Phishing is a fraudulent attempt to trick you into revealing sensitive information or taking unsafe action — usually through email, text, or messaging platforms.

Attackers often impersonate trusted sources to create urgency, fear, or pressure — so you act before thinking.

Social engineering is manipulation. Instead of hacking systems, attackers exploit human behavior.

• Impersonating leadership, IT, or a vendor
• Creating false urgency (“Do this now”)
• Requesting confidential data, access, or verification codes
• Pressuring you to bypass procedures

• Phishing: broad messages designed to steal credentials or trigger unsafe action.
• Spear-phishing: targeted attacks aimed at a specific person/role using real details to look believable.
• Smishing: phishing via SMS/text (“Your account is locked — click here”).
• Vishing: voice phishing — calls pretending to be IT/leadership/vendors asking for access or codes.
• MFA fatigue: repeated MFA prompts hoping you approve one out of frustration or distraction.
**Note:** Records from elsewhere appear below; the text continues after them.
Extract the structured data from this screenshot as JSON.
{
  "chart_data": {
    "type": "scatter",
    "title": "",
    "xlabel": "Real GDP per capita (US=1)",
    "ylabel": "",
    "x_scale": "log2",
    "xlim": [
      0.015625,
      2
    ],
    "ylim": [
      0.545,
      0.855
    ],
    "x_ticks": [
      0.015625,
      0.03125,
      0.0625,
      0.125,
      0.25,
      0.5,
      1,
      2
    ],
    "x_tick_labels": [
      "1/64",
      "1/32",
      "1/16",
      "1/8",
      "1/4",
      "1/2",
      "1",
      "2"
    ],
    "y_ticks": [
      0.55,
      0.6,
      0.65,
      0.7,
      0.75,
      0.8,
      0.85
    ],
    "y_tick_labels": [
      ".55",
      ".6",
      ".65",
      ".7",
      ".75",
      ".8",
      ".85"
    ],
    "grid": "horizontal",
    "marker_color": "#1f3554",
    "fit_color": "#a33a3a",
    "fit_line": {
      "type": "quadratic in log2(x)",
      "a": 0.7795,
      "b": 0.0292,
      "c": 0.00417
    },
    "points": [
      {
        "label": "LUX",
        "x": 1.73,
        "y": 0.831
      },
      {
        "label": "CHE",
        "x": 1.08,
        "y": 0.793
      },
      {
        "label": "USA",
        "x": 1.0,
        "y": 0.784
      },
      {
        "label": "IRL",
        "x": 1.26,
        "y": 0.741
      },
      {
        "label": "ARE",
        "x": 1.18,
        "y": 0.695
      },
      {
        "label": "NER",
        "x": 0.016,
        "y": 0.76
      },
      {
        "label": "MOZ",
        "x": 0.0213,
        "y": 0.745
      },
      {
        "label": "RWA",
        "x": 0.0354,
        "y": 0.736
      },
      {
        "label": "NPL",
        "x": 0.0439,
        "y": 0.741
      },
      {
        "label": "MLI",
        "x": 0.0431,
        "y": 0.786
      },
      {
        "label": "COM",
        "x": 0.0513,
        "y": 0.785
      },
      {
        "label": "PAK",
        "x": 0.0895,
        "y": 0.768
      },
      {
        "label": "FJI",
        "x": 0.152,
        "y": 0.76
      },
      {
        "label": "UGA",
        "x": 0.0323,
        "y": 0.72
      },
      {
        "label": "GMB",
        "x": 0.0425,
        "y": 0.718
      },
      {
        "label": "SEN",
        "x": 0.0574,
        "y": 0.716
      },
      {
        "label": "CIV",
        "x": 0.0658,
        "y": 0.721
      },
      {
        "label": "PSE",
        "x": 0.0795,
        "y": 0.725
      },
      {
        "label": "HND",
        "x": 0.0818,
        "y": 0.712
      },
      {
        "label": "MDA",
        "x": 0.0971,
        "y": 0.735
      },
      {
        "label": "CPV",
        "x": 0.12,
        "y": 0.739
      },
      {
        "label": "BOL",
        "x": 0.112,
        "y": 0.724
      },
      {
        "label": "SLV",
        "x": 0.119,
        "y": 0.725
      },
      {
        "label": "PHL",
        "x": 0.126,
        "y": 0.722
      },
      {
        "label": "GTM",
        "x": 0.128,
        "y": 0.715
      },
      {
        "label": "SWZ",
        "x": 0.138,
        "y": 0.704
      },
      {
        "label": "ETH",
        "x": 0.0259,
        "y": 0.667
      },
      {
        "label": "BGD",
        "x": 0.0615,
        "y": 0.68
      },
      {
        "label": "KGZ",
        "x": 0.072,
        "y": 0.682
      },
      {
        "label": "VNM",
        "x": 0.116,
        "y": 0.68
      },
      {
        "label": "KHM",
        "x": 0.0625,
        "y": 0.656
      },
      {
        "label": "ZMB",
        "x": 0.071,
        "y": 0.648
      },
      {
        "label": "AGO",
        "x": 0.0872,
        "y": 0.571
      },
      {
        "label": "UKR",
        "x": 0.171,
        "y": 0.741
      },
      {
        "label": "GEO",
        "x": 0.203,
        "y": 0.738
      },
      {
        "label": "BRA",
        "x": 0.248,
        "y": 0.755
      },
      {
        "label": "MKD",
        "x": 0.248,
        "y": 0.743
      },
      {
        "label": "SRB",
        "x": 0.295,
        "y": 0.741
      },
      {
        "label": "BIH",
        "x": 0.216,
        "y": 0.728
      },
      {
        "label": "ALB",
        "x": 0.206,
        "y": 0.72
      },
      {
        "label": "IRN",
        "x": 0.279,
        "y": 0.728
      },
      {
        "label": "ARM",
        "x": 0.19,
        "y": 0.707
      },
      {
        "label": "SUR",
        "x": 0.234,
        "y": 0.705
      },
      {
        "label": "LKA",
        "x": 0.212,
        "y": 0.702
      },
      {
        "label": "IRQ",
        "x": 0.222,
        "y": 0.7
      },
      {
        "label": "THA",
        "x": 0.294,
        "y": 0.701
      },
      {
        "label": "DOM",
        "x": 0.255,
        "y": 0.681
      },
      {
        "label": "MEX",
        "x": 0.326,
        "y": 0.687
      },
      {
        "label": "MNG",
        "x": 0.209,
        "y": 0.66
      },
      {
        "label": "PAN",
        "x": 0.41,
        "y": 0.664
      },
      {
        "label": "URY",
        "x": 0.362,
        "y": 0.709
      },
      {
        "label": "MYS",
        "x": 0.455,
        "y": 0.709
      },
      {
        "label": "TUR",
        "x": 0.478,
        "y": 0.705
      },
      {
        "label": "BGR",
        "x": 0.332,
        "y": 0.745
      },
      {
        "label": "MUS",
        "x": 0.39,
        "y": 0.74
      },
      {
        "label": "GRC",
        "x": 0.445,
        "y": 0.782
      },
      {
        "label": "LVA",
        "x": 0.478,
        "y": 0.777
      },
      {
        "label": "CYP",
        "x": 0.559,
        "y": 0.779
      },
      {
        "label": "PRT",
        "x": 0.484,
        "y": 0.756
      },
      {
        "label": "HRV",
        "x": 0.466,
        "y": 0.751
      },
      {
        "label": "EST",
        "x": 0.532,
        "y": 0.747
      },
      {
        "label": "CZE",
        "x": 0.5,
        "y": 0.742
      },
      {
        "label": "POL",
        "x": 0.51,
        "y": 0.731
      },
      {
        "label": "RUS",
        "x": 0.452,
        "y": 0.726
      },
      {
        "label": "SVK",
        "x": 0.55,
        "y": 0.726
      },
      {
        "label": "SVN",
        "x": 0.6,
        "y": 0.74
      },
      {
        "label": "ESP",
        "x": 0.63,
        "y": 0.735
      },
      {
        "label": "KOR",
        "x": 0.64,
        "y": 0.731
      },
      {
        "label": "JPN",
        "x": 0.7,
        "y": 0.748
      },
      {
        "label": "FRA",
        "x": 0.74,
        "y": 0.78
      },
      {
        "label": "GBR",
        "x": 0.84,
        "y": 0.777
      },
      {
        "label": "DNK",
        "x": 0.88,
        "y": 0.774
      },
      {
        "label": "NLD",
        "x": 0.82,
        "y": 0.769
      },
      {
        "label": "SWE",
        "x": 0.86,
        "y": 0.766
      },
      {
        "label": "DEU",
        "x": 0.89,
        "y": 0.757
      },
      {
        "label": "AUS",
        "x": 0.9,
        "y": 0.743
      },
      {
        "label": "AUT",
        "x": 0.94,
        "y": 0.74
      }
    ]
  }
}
• Unexpected login or MFA prompts (especially repeated prompts)
• Requests for credentials, verification codes, or sensitive data
• Pressure to act fast (“urgent,” “final warning,” “do this now”)
• Suspicious links or unexpected attachments
• Email address/domain slightly different from official ones
• Requests to bypass normal approval/verification steps

1. Pause. Don’t click links or open attachments.
2. Verify. Confirm the request through an approved channel (not by replying to the message).
3. Report. Send it through the approved reporting process right away.

Reporting quickly helps protect everyone — even if it turns out to be a false alarm.

Phishing attacks target people, not just systems. If something feels urgent, unusual, or off —slow down and verify before acting. When in doubt: Pause. Verify. Report.